Let's assume we are talking about lottery that 6 distinct numbers from 1 to 40 are drawn. We know the lowest number that was drawn $X_1$. we have the random variable $X_6$ that represent the highest number that was drawn.
How do I calculate $E(X_6)$ and $VAR(X_6)$ as a function of $X_1$ ?
I tried to run a simulation of $10K$ draws (but it was not from 40, but from 36..the title misleading), and according to the plots there seem to be a linear relation in both cases.
Hint:
Let $5$ distinct numbers be drawn from set $\left\{ 1,\cdots,n\right\} $ where $n\geq5$ and let $M$ denote the highest number drawn.
There are $\binom{n}{5}$ equiprobable possibilities for drawing $5$ distinct numbers.
Under the condition that $M=k$ there are $\binom{k-1}{4}$ possibilities, so that:$$P\left(M=k\right)=\frac{\binom{k-1}{4}}{\binom{n}{5}}$$
Apply this on $n=40-X_1$ and find expectation and variance of $M+X_1$ where $X_1$ must be looked at as a fixed constant.
As drhab noted, given the value of $X_1$, the remaining numbers are a uniformly random sample of size $5$ without replacement from the numbers above $X_1$.
To find the mean of the maximum of $k$ distinct numbers drawn from $1$ to $n$, take $n-k$ white balls, $k$ red balls and $1$ yellow ball, arrange them in a uniformly random permutation in a circle, and remove the yellow ball to obtain a linear arrangement, with the positions of the $k$ red balls corresponding to the $k$ numbers drawn. By symmetry, all $k+1$ segments between the $k+1$ coloured balls have the same expected length, so the expected value of the highest number drawn is $n-\frac{n-k}{k+1}$.
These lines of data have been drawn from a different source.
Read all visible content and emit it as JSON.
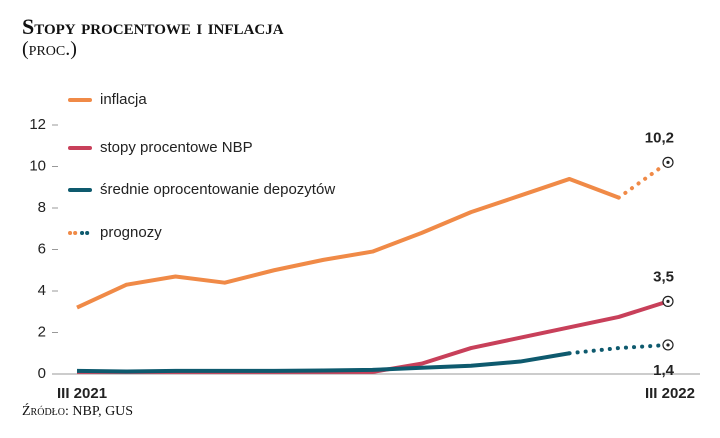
{
  "chart_data": {
    "type": "line",
    "title": "Stopy procentowe i inflacja",
    "subtitle": "(proc.)",
    "source": "Źródło: NBP, GUS",
    "categories": [
      "III 2021",
      null,
      null,
      null,
      null,
      null,
      null,
      null,
      null,
      null,
      null,
      null,
      "III 2022"
    ],
    "ylim": [
      0,
      12
    ],
    "yticks": [
      0,
      2,
      4,
      6,
      8,
      10,
      12
    ],
    "grid": false,
    "legend_forecast": "prognozy",
    "series": [
      {
        "name": "inflacja",
        "color": "#f08a47",
        "values": [
          3.2,
          4.3,
          4.7,
          4.4,
          5.0,
          5.5,
          5.9,
          6.8,
          7.8,
          8.6,
          9.4,
          8.5,
          10.2
        ],
        "forecast_start": 11,
        "end_label": "10,2"
      },
      {
        "name": "stopy procentowe NBP",
        "color": "#c8405a",
        "values": [
          0.1,
          0.1,
          0.1,
          0.1,
          0.1,
          0.1,
          0.1,
          0.5,
          1.25,
          1.75,
          2.25,
          2.75,
          3.5
        ],
        "forecast_start": null,
        "end_label": "3,5"
      },
      {
        "name": "średnie oprocentowanie depozytów",
        "color": "#0e5a6e",
        "values": [
          0.15,
          0.12,
          0.15,
          0.15,
          0.15,
          0.17,
          0.2,
          0.3,
          0.4,
          0.6,
          1.0,
          1.25,
          1.4
        ],
        "forecast_start": 10,
        "end_label": "1,4"
      }
    ]
  }
}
To find the variance, consider the sum $X=\sum_iX_i$ of $n-k$ indicator variables, where each variable is $1$ if the corresponding white ball is to the right of the last red ball and $0$ if it's to the left. Then the highest number drawn is $n-X$, and $E[X]=\frac{n-k}{k+1}$ as derived above. Now calculate
\begin{align} \mathbb E[X^2] &= \mathbb E\left[\left(\sum_iX_i\right)^2\right] \\ &= \mathbb E\left[\sum_iX_i\right]+\mathbb E\left[\sum_{i\ne j}X_iX_j\right] \\ &= \frac{n-k}{k+1}+(n-k)(n-k-1)\mathbb E[X_1X_2] \\ &= \frac{n-k}{k+1}+(n-k)(n-k-1)\frac1{\binom{k+2}2} \\ &= \frac{n-k}{k+1}\left(1+2\cdot\frac{n-k-1}{k+2}\right)\;. \end{align}
Then
\begin{align} \operatorname{Var}[X] &=\mathbb E[X^2]-E[X]^2 \\ &= \frac{n-k}{k+1}\left(1+2\cdot\frac{n-k-1}{k+2}-\frac{n-k}{k+1}\right) \\ &= \frac{k(n-k)(n+1)}{(k+1)^2(k+2)}\;, \end{align}
which is also the variance of $n-X$, that is, of the highest number drawn.
Note that no sums over the distribution had to be computed in the process, only one probability, the probability $\frac1{\binom{k+2}2}$ for two white balls to be to the right of all $k$ red balls.